Mais son attachement à la Normandie viendra de sa rencontre avec Colette Hubert qu’il épousera en octobre 1957. Sur cette union qui ne se termine qu’avec la mort de Senghor, je vous renvoie vers les magnifiques poèmes qu’il dédia à sa femme ainsi qu’aux portraits officiels du coupe et à l’image de leur complicité dans le parc de leur maison de Verson.
Ce qui nous concerne ici c’est qu’à partir de cette date Senghor, qui deviendra Président deux ans plus tard et pour 20 ans, va fréquenter très régulièrement Verson et se pénétrer lentement de la Normandie jusqu’à créer ce beau mot de Normandité qu’il développera dans ses écrits.
« Au mois d’août quand le Sénégal cuit dans son jus, j’écris en Normandie, dit-il. Au frais ».
Dans les années soixante la politique de l’arachide, la nationalisation des terres, les réformes de l’éducation prennent forme à Verson.
« Sans crier gare tout le temps, je passe de mes amours à mes racines, des palmiers aux pommiers » écrit-il dans les Ethiopiques (96).
C’est également à Verson qu’il décide de nommer ou de décorer les plus méritants de ses compatriotes, acte majeur dans sa fonction de Président.

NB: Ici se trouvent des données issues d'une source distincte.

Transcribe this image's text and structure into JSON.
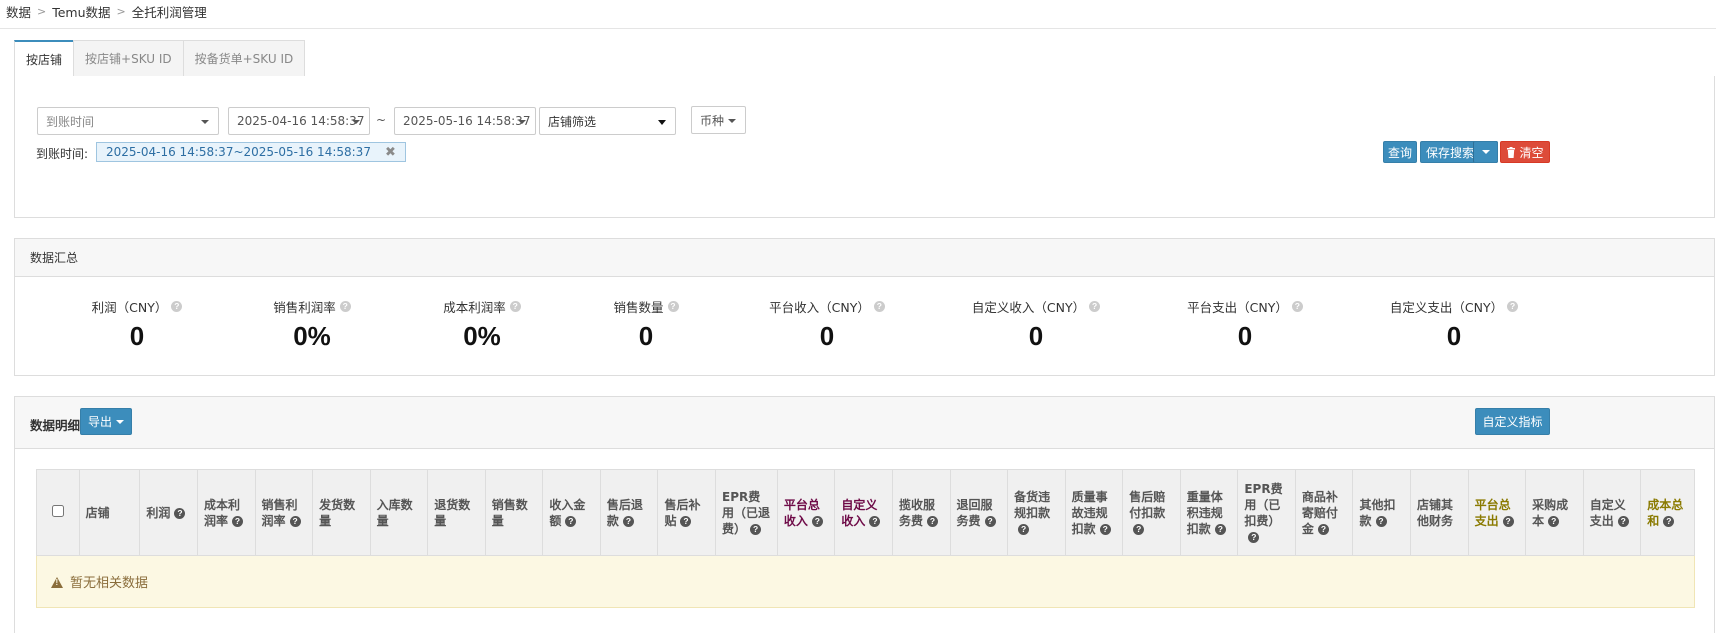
{
  "breadcrumb": [
    "数据",
    "Temu数据",
    "全托利润管理"
  ],
  "tabs": [
    {
      "label": "按店铺",
      "active": true
    },
    {
      "label": "按店铺+SKU ID",
      "active": false
    },
    {
      "label": "按备货单+SKU ID",
      "active": false
    }
  ],
  "filters": {
    "time_type": "到账时间",
    "start": "2025-04-16 14:58:37",
    "tilde": "~",
    "end": "2025-05-16 14:58:37",
    "store": "店铺筛选",
    "currency": "币种",
    "applied_label": "到账时间:",
    "applied_value": "2025-04-16 14:58:37~2025-05-16 14:58:37",
    "chip_close": "✖"
  },
  "actions": {
    "query": "查询",
    "save_search": "保存搜索",
    "clear": "清空",
    "clear_icon": "trash-icon"
  },
  "summary": {
    "title": "数据汇总",
    "stats": [
      {
        "label": "利润（CNY）",
        "value": "0"
      },
      {
        "label": "销售利润率",
        "value": "0%"
      },
      {
        "label": "成本利润率",
        "value": "0%"
      },
      {
        "label": "销售数量",
        "value": "0"
      },
      {
        "label": "平台收入（CNY）",
        "value": "0"
      },
      {
        "label": "自定义收入（CNY）",
        "value": "0"
      },
      {
        "label": "平台支出（CNY）",
        "value": "0"
      },
      {
        "label": "自定义支出（CNY）",
        "value": "0"
      }
    ]
  },
  "detail": {
    "title": "数据明细",
    "export": "导出",
    "custom_metrics": "自定义指标",
    "empty_message": "暂无相关数据",
    "columns": [
      {
        "label": "店铺",
        "help": false,
        "color": "default"
      },
      {
        "label": "利润",
        "help": true,
        "color": "default"
      },
      {
        "label": "成本利润率",
        "help": true,
        "color": "default"
      },
      {
        "label": "销售利润率",
        "help": true,
        "color": "default"
      },
      {
        "label": "发货数量",
        "help": false,
        "color": "default"
      },
      {
        "label": "入库数量",
        "help": false,
        "color": "default"
      },
      {
        "label": "退货数量",
        "help": false,
        "color": "default"
      },
      {
        "label": "销售数量",
        "help": false,
        "color": "default"
      },
      {
        "label": "收入金额",
        "help": true,
        "color": "default"
      },
      {
        "label": "售后退款",
        "help": true,
        "color": "default"
      },
      {
        "label": "售后补贴",
        "help": true,
        "color": "default"
      },
      {
        "label": "EPR费用（已退费）",
        "help": true,
        "color": "default"
      },
      {
        "label": "平台总收入",
        "help": true,
        "color": "purple"
      },
      {
        "label": "自定义收入",
        "help": true,
        "color": "purple"
      },
      {
        "label": "揽收服务费",
        "help": true,
        "color": "default"
      },
      {
        "label": "退回服务费",
        "help": true,
        "color": "default"
      },
      {
        "label": "备货违规扣款",
        "help": true,
        "color": "default"
      },
      {
        "label": "质量事故违规扣款",
        "help": true,
        "color": "default"
      },
      {
        "label": "售后赔付扣款",
        "help": true,
        "color": "default"
      },
      {
        "label": "重量体积违规扣款",
        "help": true,
        "color": "default"
      },
      {
        "label": "EPR费用（已扣费）",
        "help": true,
        "color": "default"
      },
      {
        "label": "商品补寄赔付金",
        "help": true,
        "color": "default"
      },
      {
        "label": "其他扣款",
        "help": true,
        "color": "default"
      },
      {
        "label": "店铺其他财务",
        "help": false,
        "color": "default"
      },
      {
        "label": "平台总支出",
        "help": true,
        "color": "olive"
      },
      {
        "label": "采购成本",
        "help": true,
        "color": "default"
      },
      {
        "label": "自定义支出",
        "help": true,
        "color": "default"
      },
      {
        "label": "成本总和",
        "help": true,
        "color": "olive"
      }
    ]
  },
  "colors": {
    "primary": "#3c8dbc",
    "danger": "#dd4b39",
    "purple_header": "#6e0a47",
    "olive_header": "#8a7a00",
    "warning_bg": "#fcf8e3"
  }
}
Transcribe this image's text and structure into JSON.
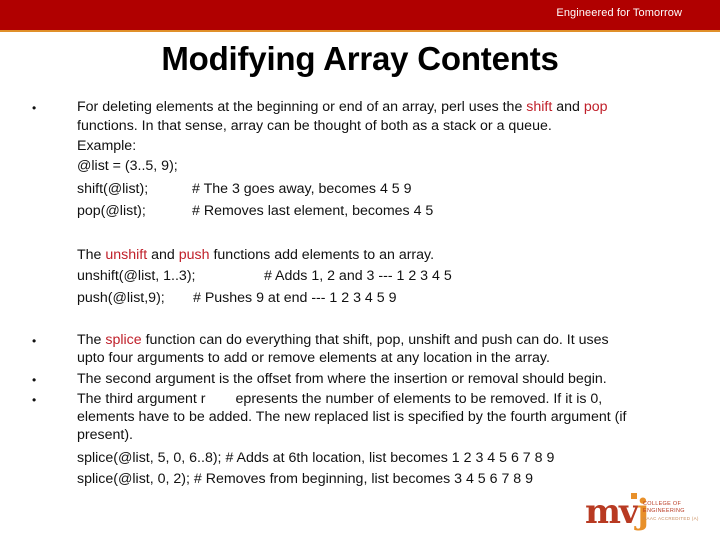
{
  "header": {
    "tagline": "Engineered for Tomorrow",
    "bar_color": "#b00000",
    "accent_color": "#e0902a"
  },
  "slide": {
    "title": "Modifying Array Contents",
    "highlight_color": "#c0202a",
    "section1": {
      "line1_pre": "For deleting elements at the beginning or end of an array, perl uses the ",
      "line1_kw1": "shift",
      "line1_mid": " and ",
      "line1_kw2": "pop",
      "line2": "functions. In that sense, array can be thought of both as a stack or a queue.",
      "example_label": "Example:",
      "code1": "@list = (3..5, 9);",
      "code2_stmt": "shift(@list);",
      "code2_comment": "# The 3 goes away, becomes 4 5 9",
      "code3_stmt": "pop(@list);",
      "code3_comment": "# Removes last element, becomes 4  5"
    },
    "section2": {
      "line1_pre": "The ",
      "line1_kw1": "unshift",
      "line1_mid": " and ",
      "line1_kw2": "push",
      "line1_post": " functions add elements to an array.",
      "code1_stmt": "unshift(@list, 1..3);",
      "code1_comment": "# Adds 1, 2 and 3 --- 1 2 3 4 5",
      "code2_stmt": "push(@list,9);",
      "code2_comment": "# Pushes 9 at end --- 1 2 3 4 5 9"
    },
    "section3": {
      "bullet1_pre": "The ",
      "bullet1_kw": "splice",
      "bullet1_post": " function can do everything that shift, pop, unshift and push can do. It uses",
      "bullet1_line2": "upto four arguments to add or remove elements at any location in the array.",
      "bullet2": "The second argument is the offset from where the insertion or removal should begin.",
      "bullet3_part1": "The third argument r",
      "bullet3_part2": "epresents the number of elements to be removed. If it is 0,",
      "bullet3_line2": "elements have to be added. The new replaced list is specified by the fourth argument (if",
      "bullet3_line3": "present).",
      "code1": "splice(@list, 5, 0, 6..8);   # Adds at 6th location, list becomes 1 2 3 4 5 6 7 8 9",
      "code2": "splice(@list, 0, 2);  # Removes from beginning, list becomes 3 4 5 6 7 8 9"
    },
    "bullet_glyph": "•"
  },
  "logo": {
    "mark_mv": "mv",
    "mark_j": "j",
    "line1": "COLLEGE OF",
    "line2": "ENGINEERING",
    "line3": "NAAC ACCREDITED (A)"
  }
}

« J’ai toujours pris de longues vacances pour pouvoir m’isoler, pour pouvoir vivre vraiment en moi-même, au fond de moi-même, et écrire ce que j’avais besoin d’écrire et que j’accumulais tout au long de l’année. Et je vis mon poème des semaines, des mois, parfois de années. Et c’est pendant la solitude des vacances, pendant le sanctuaire des vacances, que je puis m’exprimer, que je puis vivre ma négritude et en même temps préparer des nourritures spirituelles pour les autres hommes, et d’abord pour les autres Nègres » (entretien avec E. Maunick, RFI / FTS).
En pleine crise internationale alors que De Gaulle fulmine dans les capitales africaines tentant de créer une Communauté d’association avec la France sans évoquer l’autodétermination et le droit à l’indépendance, Senghor est à Verson :
« C’est alors que je me suis retiré sur les terres normandes de ma femme et j’ai écrit à Pompidou une lettre en disant que si on me consultait sur cette Constitution, je ferais campagne contre. Pompidou est intervenu auprès du général de Gaulle, et c’est le général de gaulle qui, malgré l’avis de la Commission, a introduit dans le texte de la Constitution de la Ve République mon amendement » (Entretien avec Demba Dieng, ORTS).
Pour rencontrer le Président Senghor sereinement et … discrètement, rien ne valait un déplacement à Verson. C’est ainsi qu’au gré des aléas de la politique internationale, les voisins versonnais du Président purent apercevoir à l’heure du petit déjeuner le Président Valéry Giscard D’Estaing ou tel ou tel dirigeant africain de passage en France.
Quittons le terrain de la politique internationale pour voir le degré d’implication de Senghor en Normandie au cours des plus de quarante ans où il séjourne régulièrement puis vit à Verson, en compagnie de ses trois enfants.
Ce qui frappe c’est que cette nouvelle terre d’adoption, puisque celle de sa femme, il cherche immédiatement à lui faire créer des relations durables avec le Sénégal.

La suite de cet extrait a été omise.